Well it's been a while since I blogged, but that's because I was working through the monstrous ESPN: These Guys Have all the Fun . If you are not familiar with this book, it's basically a massive biography about the total history of the ESPN corporation from it's inception in Connecticut in the late 70's through last week (no joke). Perhaps the most interesting part of the book is how it's told. Much like the previous collaboration between Miller and Shales, Live from New York (click here for that review), nearly the whole book is told through interviews. This can be both awesome and off -putting. For the most part it's very enjoyable and entertaining. The people speaking are very candid and their free opinions are very interesting. The only problem is that it goes on for 750 pages and can become a bit repetitive stylistically after a while.

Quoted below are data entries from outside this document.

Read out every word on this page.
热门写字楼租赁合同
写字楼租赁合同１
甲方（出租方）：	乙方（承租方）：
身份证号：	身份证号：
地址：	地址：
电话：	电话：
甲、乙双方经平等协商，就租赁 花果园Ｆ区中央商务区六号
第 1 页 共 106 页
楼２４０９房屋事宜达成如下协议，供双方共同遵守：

Overall, the book is very good. It certainly has sections that are far more interesting than others but the details and insights about the background politics and the 'real' operation of a world wide corporation were illuminating. The beginning of the book was also great as I had no idea how ESPN truly started as a sort of 'mom and pop' operation trying to just show some local sports in the Northeast and growing into the behemoth that it is now.
Obviously, reading about the viewpoints of the various ESPN personalities is cool. More or less, everyone who has been or is on ESPN was interviewed. Some of the most interesting stories and opinions are about the TV people who caused the most controversy/issues. Keith Olbermann, for example, was famous for both his intellect and ego. Tony Kornheiser and Bill Simmons fall into a similar category.
There were some definite drawbacks that limited the book to 3.5 stars. Most significant is the fact that its soooooooooo long. Really, they needed a good editor. While I certainly get and appreciate that they are trying to be totally inclusive, there are many parts that I pretty much glossed over because it was like 10 interviews and 20 pages about the same idea/issue. I mean, I don't need to hear from 8 people from ESPN why getting the World Cup was such a big deal for the network.
The other annoying thing related to the length was their obsession with covering seemingly EVERYTHING. I mean the book was just released and it had things that were going on from like 2 months ago (i.e.30 for 30). They also seemed to feel the need to address and discuss every show (failed or otherwise) that was ever shown on ESPN and it's affiliated networks.
I would recommend this book to any sports fans however. It really is an awesome story, that is, for the most part, very well edited that gives you a real glimpse into the backroom of ESPN and all that they do. Some of the background on how things end up being on your TV is really cool. It's also a good read for anyone interested in hearing the business side of a billion dollar corporation. It makes you realize and appreciate how much decisions and items on TV are decided by people we don't even know.